Cherry and Poplar China Cabinet

One of our customers recently brought us an unusual family china cabinet for repairs. It had originally belonged to the customer’s parents, but over the years had accumulated a great deal of wear and tear. While we can’t place the date for this piece exactly, we believe it came from sometime through the 50’s or 70’s, judging on the style. The complicated woodwork with routed scalloping indicates it’s more than a merely functional piece. At the same time, the construction uses poplar with cherry veneer, which are cheaper construction methods. It’s likely this was made after World War II and targeted toward a middle-class market.

This piece involved a lot of veneer work. For some things, we can piece in a veneer, but others require the veneer to be removed to level the substrate before gluing the veneer back on. The key to this method involves preparing the surface correctly and then clamping the pieces down correctly.

Sanding veneer can also be tricky, because you can easily blow throw a thin veneer…particularly if it’s been previously refinished. If this happens on the edges of a piece, we usually repair it, then later paint in some color to help it look intact.

For this piece, we began by stripping it, then did the veneering. We use this order because the stripping process can sometimes loosen new glue. However, when there are pieces of loose veneer, we glue the veneer in place first and let it sit for longer before stripping…just to make certain that we don’t lose any pieces in the stripping process.

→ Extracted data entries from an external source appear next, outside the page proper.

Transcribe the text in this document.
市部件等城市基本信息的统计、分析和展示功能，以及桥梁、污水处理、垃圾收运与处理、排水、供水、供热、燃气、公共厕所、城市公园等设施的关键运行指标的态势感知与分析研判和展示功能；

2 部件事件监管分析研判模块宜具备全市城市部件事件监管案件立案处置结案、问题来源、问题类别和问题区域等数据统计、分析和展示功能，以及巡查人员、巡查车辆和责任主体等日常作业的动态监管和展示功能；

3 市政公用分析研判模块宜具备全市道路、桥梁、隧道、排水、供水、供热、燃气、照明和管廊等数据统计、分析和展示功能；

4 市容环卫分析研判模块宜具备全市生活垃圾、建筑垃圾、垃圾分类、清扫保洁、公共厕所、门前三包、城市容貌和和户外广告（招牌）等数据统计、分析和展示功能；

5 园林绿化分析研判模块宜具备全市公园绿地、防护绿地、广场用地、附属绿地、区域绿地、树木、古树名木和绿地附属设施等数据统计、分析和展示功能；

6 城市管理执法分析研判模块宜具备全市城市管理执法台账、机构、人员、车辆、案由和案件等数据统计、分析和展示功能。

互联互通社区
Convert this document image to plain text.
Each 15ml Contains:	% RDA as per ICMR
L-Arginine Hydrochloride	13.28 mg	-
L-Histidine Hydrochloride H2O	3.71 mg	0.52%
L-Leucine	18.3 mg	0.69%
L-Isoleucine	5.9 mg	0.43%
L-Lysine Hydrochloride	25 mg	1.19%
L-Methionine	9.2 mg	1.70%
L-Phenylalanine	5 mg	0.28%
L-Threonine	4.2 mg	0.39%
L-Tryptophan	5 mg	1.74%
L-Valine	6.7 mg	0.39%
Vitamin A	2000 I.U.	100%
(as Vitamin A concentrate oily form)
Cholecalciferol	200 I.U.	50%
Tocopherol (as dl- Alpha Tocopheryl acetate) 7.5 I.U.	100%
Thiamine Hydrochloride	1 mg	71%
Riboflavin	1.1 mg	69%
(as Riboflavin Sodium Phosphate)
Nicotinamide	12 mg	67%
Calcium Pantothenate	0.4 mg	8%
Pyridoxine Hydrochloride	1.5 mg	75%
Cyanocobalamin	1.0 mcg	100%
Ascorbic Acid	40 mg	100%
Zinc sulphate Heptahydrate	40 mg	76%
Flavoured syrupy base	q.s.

The china cabinet used cherry for the veneer, with poplar for the structural aspects. This made for an interesting combination, as poplar usually has a greenish/pistachio undertone, while cherry has a redder finish. We knew the contrasting wood tones would be a key feature of the final piece, but we were skeptical about how it would turn out. We also had doubts about how the poplar might respond to treatment, as it is usually used only as a secondary wood because it can be very blotchy when a stain is applied.


In the finishing process, we did the cherry first. We masked off all the poplar, which was difficult because of all the scalloping. We then put lacquer on the cherry, let it dry, then did the same thing in reverse to stain the poplar.